A history of enterprise search 1960-1969

Condensing the progress made in the 1960s into a single post is not easy and so this is a very selective perspective.  As far as algorithm developments were concerned Bourne and Ford published a paper on stemming in 1961, Damerau reported on approaches to solve mis-spellings and in 1965 Rocchio and Salton considered how best to optimise the performance of retrieval systems. This was one of the first outcomes of the SMART project, initially at Harvard and then at Cornell, that will figure significantly in the history of the 1970s. Many of the developments of the period were reported in a new Information Retrieval section of ACM Communications from March 1964. A year earlier Information Storage and Retrieval was launched as a peer-reviewed journal, changing its name to Information Processing and Management in 1975.

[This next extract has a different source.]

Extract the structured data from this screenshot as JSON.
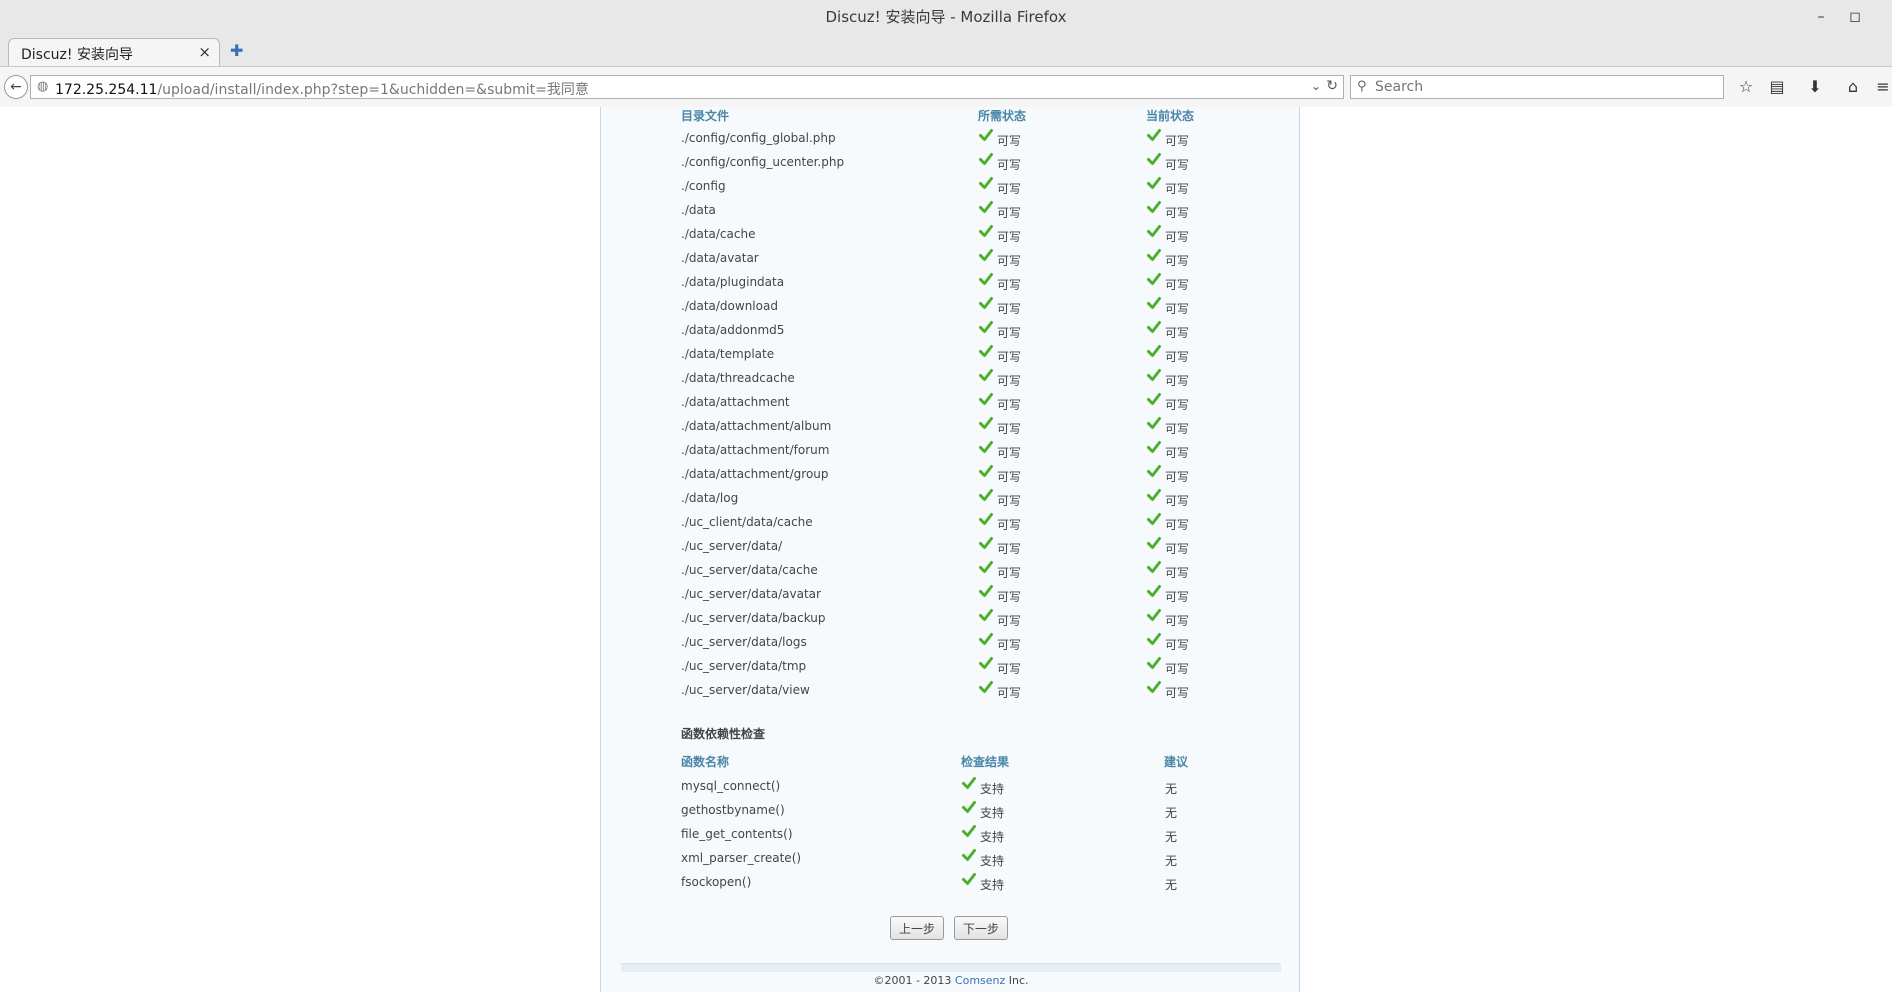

Another initiative that started in the 1960s and lasted into the 1970s was ground-breaking work by Cyril Cleverdon, the librarian of the Cranfield Institute of Technology, UK on the comparative efficiency of indexing systems. It was funded by the US National Science Foundation.  I had the good fortune to meet Cyril early in my career and his encouragement of my career choice was along the lines of “You will never be out of a job”. How right he was.

In the 1960s advances in computer technology resulted in some very important developments in search development in terms of both research and the availability of commercial services. Not only did IBM release the 7090 range in late 1959 but followed up quickly with the 360 range in 1965. In parallel the technology to provide remote shared access to large computer centres was developed, with J.C.R.Licklider as the early innovator, leading directly to the Internet. At this point in the history of search a chronological approach is not of value, and instead it is valuable to be aware of a number of major projects, several of which lead to commercial online services becoming available from 1965 onwards.

In terms of the impact on the underlying algorithms of search the work at System Development Corporation in the early part of the decade is of particular importance. The Wikipedia link to SDC (based largely in Los Angeles) gives no sense of the very high level of innovation in SDC, especially in the development of information retrieval. Synthex was led by Robert Simmons with the objective of developing a system that could read and understand text, answer questions and compose an answer in readable English. The name was chosen as a tribute to the Memex concept of Vannevar Bush from 1945. There was a related ProtoSynthex project. One outcome of these projects was TEXTIR, an online search system developed for the Los Angeles Police Department in 1964 that could accept questions in natural language. Further development enabled it to incorporate synonyms into a search formulation and offer search term weighting. In parallel Hal Borko was developing BOLD with a focus on the automatic classification of the text in documents. Yet another project was COLEX, the aim of which was to advance the development of using time-sharing services to provide online access to bibliographic databases.

These projects gave SDC the ability to launch the ORBIT online search service in 1967, a commercial service for information professionals and researchers which enabled them to search through large databases of abstracts of research literature. The project was led by Carlos Cuadra. Just a few months earlier the Information Sciences Group at the Lockheed Palo Alto Research Laboratories, led by Roger Summit, had launched the DIALOG online search service. The focus of this group was more towards scaling up online services and user interface development and one of its innovations was the display of set numbers at each stage of a query, a forerunner of facet hit numbers in current search applications.However probably the first public demonstration of computer-based information retrieval was at the 1964 World Fair with the LIBRARY/USA demonstration.

Other major centres of information retrieval science and application development in the 1960s included the work at Harvard and then Cornell University led by Gerard Salton, though this did not come to fruition until the early 1970s. Probably the most innovative was the work of Donald Hillman at Lehigh University on searching the full text of documents (the LEADER project) but mention should also be made of the SPIRES project at Stanford University (which remains one of the pre-eminent centres of information retrieval to this day) and TIP at MIT’s Lincoln Laboratories. IBM was also very much involved in retrieval research on a global basis and research in to the use of computer applications for law research had been initiated. These and many other projects are described in detail by Bourne and Hahn in The History of Online Services 1963-1976 and in addition there is an excellent paper by Hahn based on the research for the book.

The importance of the online services to enterprise search is that they addressed the issues of scaling up the concepts developed in the 1950s and paid attention to user satisfaction, the user interface and user support. Probably the first user assessment of an online service was carried out in 1969 by Timbie and Coombs.  It was not until the early 1970s that these services were available in Europe and indeed globally, a problem primarily of low network capacity and very high network access costs. The launch of these services also set a standard for the search experience for a generation of information professionals and researchers that was not challenged until the arrival of Alta Vista and then Google 30 years later. The online services showed that research services could be delivered on demand at the desktop. The next decade was primarily about delivering only the most relevant information.